À l’approche des prochaines échéances électorales, le gouvernement engage une série de réformes institutionnelles portant notamment sur la Constitution et la loi électorale. Un processus encadré par des délais juridiques stricts, qui impose l’adoption rapide de plusieurs textes avant la tenue des législatives.
À quatre mois d’une échéance électorale majeure, le gouvernement fait face à un calendrier aussi serré que stratégique. En toile de fond : une révision constitutionnelle ciblée, une nouvelle loi électorale et l’hypothèse d’une organisation simultanée des scrutins législatifs et locaux. Le tout dans des délais incompressibles ne dépassant pas 45 jours, alors que les prochaines législatives sont prévues en juin.
La pression est d’abord d’ordre légal. Les dernières législatives s’étant tenues le 21 juin 2021, le chef de l’État doit convoquer le corps électoral dans les 90 jours précédant l’expiration du mandat parlementaire. Conformément au calendrier électoral, le scrutin doit intervenir dans le mois précédant la fin de la législature en cours.
En pratique, la convocation du corps électoral devra intervenir avant le 8 avril prochain, pour une tenue des élections au plus tard le 8 juillet. Si le vote doit se dérouler avant l’expiration officielle du mandat, le décret présidentiel devra être signé dès le début du mois d’avril. Un calendrier serré, tant pour l’Exécutif que pour les partis politiques.
Un chantier institutionnel dense
Parallèlement, les autorités doivent finaliser un vaste chantier institutionnel : adoption des amendements en Conseil des ministres, examen et vote au Parlement, passage devant le Conseil de la nation, contrôle de la Cour constitutionnelle, puis promulgation et publication au Journal officiel. Une séquence législative lourde, difficilement compressible.
Le compte à rebours est donc enclenché pour mettre en œuvre un ensemble d’amendements jugés essentiels pour l’avenir du processus politique. Parmi eux, la révision des prérogatives de l’Autorité nationale indépendante des élections (Anie) et l’élaboration d’un nouveau projet de loi électorale, avant la tenue des scrutins locaux et législatifs.
Chaque étape impose son propre tempo : approbation en Conseil des ministres, transmission au Parlement, mise en place d’une commission parlementaire chargée du rapport, puis convocation éventuelle d’une session extraordinaire pour débat et adoption. Dans un calendrier aussi contraint, le risque est réel de voir le temps manquer pour un examen approfondi en commission comme en plénière.

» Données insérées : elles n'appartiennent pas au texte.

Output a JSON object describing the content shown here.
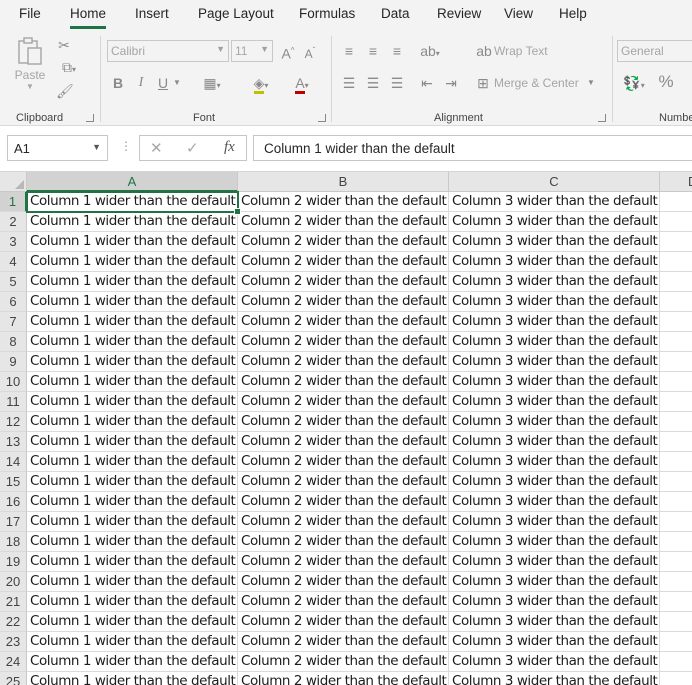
{
  "menu": {
    "tabs": [
      "File",
      "Home",
      "Insert",
      "Page Layout",
      "Formulas",
      "Data",
      "Review",
      "View",
      "Help"
    ],
    "active": "Home"
  },
  "ribbon": {
    "clipboard": {
      "label": "Clipboard",
      "paste": "Paste"
    },
    "font": {
      "label": "Font",
      "name": "Calibri",
      "size": "11",
      "bold": "B",
      "italic": "I",
      "underline": "U"
    },
    "alignment": {
      "label": "Alignment",
      "wrap_text": "Wrap Text",
      "merge_center": "Merge & Center"
    },
    "number": {
      "label": "Numbe",
      "format": "General",
      "percent": "%"
    }
  },
  "formula_bar": {
    "name_box": "A1",
    "fx": "fx",
    "value": "Column 1 wider than the default"
  },
  "sheet": {
    "columns": [
      "A",
      "B",
      "C",
      "D"
    ],
    "selected_column": "A",
    "selected_row": "1",
    "rows": [
      {
        "n": "1",
        "cells": [
          "Column 1 wider than the default",
          "Column 2 wider than the default",
          "Column 3 wider than the default",
          ""
        ]
      },
      {
        "n": "2",
        "cells": [
          "Column 1 wider than the default",
          "Column 2 wider than the default",
          "Column 3 wider than the default",
          ""
        ]
      },
      {
        "n": "3",
        "cells": [
          "Column 1 wider than the default",
          "Column 2 wider than the default",
          "Column 3 wider than the default",
          ""
        ]
      },
      {
        "n": "4",
        "cells": [
          "Column 1 wider than the default",
          "Column 2 wider than the default",
          "Column 3 wider than the default",
          ""
        ]
      },
      {
        "n": "5",
        "cells": [
          "Column 1 wider than the default",
          "Column 2 wider than the default",
          "Column 3 wider than the default",
          ""
        ]
      },
      {
        "n": "6",
        "cells": [
          "Column 1 wider than the default",
          "Column 2 wider than the default",
          "Column 3 wider than the default",
          ""
        ]
      },
      {
        "n": "7",
        "cells": [
          "Column 1 wider than the default",
          "Column 2 wider than the default",
          "Column 3 wider than the default",
          ""
        ]
      },
      {
        "n": "8",
        "cells": [
          "Column 1 wider than the default",
          "Column 2 wider than the default",
          "Column 3 wider than the default",
          ""
        ]
      },
      {
        "n": "9",
        "cells": [
          "Column 1 wider than the default",
          "Column 2 wider than the default",
          "Column 3 wider than the default",
          ""
        ]
      },
      {
        "n": "10",
        "cells": [
          "Column 1 wider than the default",
          "Column 2 wider than the default",
          "Column 3 wider than the default",
          ""
        ]
      },
      {
        "n": "11",
        "cells": [
          "Column 1 wider than the default",
          "Column 2 wider than the default",
          "Column 3 wider than the default",
          ""
        ]
      },
      {
        "n": "12",
        "cells": [
          "Column 1 wider than the default",
          "Column 2 wider than the default",
          "Column 3 wider than the default",
          ""
        ]
      },
      {
        "n": "13",
        "cells": [
          "Column 1 wider than the default",
          "Column 2 wider than the default",
          "Column 3 wider than the default",
          ""
        ]
      },
      {
        "n": "14",
        "cells": [
          "Column 1 wider than the default",
          "Column 2 wider than the default",
          "Column 3 wider than the default",
          ""
        ]
      },
      {
        "n": "15",
        "cells": [
          "Column 1 wider than the default",
          "Column 2 wider than the default",
          "Column 3 wider than the default",
          ""
        ]
      },
      {
        "n": "16",
        "cells": [
          "Column 1 wider than the default",
          "Column 2 wider than the default",
          "Column 3 wider than the default",
          ""
        ]
      },
      {
        "n": "17",
        "cells": [
          "Column 1 wider than the default",
          "Column 2 wider than the default",
          "Column 3 wider than the default",
          ""
        ]
      },
      {
        "n": "18",
        "cells": [
          "Column 1 wider than the default",
          "Column 2 wider than the default",
          "Column 3 wider than the default",
          ""
        ]
      },
      {
        "n": "19",
        "cells": [
          "Column 1 wider than the default",
          "Column 2 wider than the default",
          "Column 3 wider than the default",
          ""
        ]
      },
      {
        "n": "20",
        "cells": [
          "Column 1 wider than the default",
          "Column 2 wider than the default",
          "Column 3 wider than the default",
          ""
        ]
      },
      {
        "n": "21",
        "cells": [
          "Column 1 wider than the default",
          "Column 2 wider than the default",
          "Column 3 wider than the default",
          ""
        ]
      },
      {
        "n": "22",
        "cells": [
          "Column 1 wider than the default",
          "Column 2 wider than the default",
          "Column 3 wider than the default",
          ""
        ]
      },
      {
        "n": "23",
        "cells": [
          "Column 1 wider than the default",
          "Column 2 wider than the default",
          "Column 3 wider than the default",
          ""
        ]
      },
      {
        "n": "24",
        "cells": [
          "Column 1 wider than the default",
          "Column 2 wider than the default",
          "Column 3 wider than the default",
          ""
        ]
      },
      {
        "n": "25",
        "cells": [
          "Column 1 wider than the default",
          "Column 2 wider than the default",
          "Column 3 wider than the default",
          ""
        ]
      }
    ]
  },
  "colors": {
    "accent": "#217346",
    "ribbon_bg": "#f3f3f3",
    "header_bg": "#e6e6e6"
  }
}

Redéfinir les équilibres institutionnels
Au cœur des réformes, figure la révision de l’article 202 de la Constitution, relatif aux prérogatives de l’Anie. Les modifications envisagées visent à redistribuer certaines compétences entre l’Autorité et le ministère de l’Intérieur : à ce dernier la logistique matérielle, à l’Anie, un rôle renforcé de supervision et de contrôle des scrutins présidentiels, législatifs et locaux.
Technique en apparence, l’ajustement demeure politiquement sensible. La transparence du processus électoral reste, en effet, un point central du débat public.
Le texte devra être examiné par le Conseil de la nation, puis soumis au contrôle de la Cour constitutionnelle avant promulgation par le président de la République et publication au Journal officiel.
Quant à la nouvelle loi électorale, actuellement en discussion à l’Assemblée populaire nationale, son adoption reste conditionnée à l’aval des modifications constitutionnelles et à leur validation par la Cour constitutionnelle. Une articulation procédurale qui accentue encore la pression sur l’Exécutif.
Elections couplées
Autre scénario à l’étude : l’organisation simultanée — ou à intervalle très rapproché — des élections législatives et locales. Une option susceptible de rationaliser les coûts et d’insuffler une dynamique politique unifiée. Mais elle alourdirait considérablement la logistique électorale et la préparation des formations politiques.
En coulisses, des consultations seraient en cours entre la présidence et plusieurs partis afin d’accélérer l’examen des textes et de clarifier le calendrier.
Au-delà des procédures, l’enjeu est double : préserver la stabilité institutionnelle tout en apportant des garanties de transparence. Or, la compression des délais pourrait nourrir des critiques sur la précipitation des réformes et limiter l’ampleur du débat parlementaire et public.
Cette séquence constitue ainsi une véritable épreuve de crédibilité pour l’Exécutif : réformer sans fragiliser, accélérer sans précipiter, mobiliser sans polariser — un équilibre délicat.
Dans un contexte politique, économique et social exigeant, la capacité des institutions à respecter les délais tout en consolidant la confiance démocratique pèsera lourdement sur la dynamique des mois à venir en Algérie, car au-delà des textes et des procédures, le véritable test reste le taux de participation. Restaurer la confiance des électeurs demeure le défi central.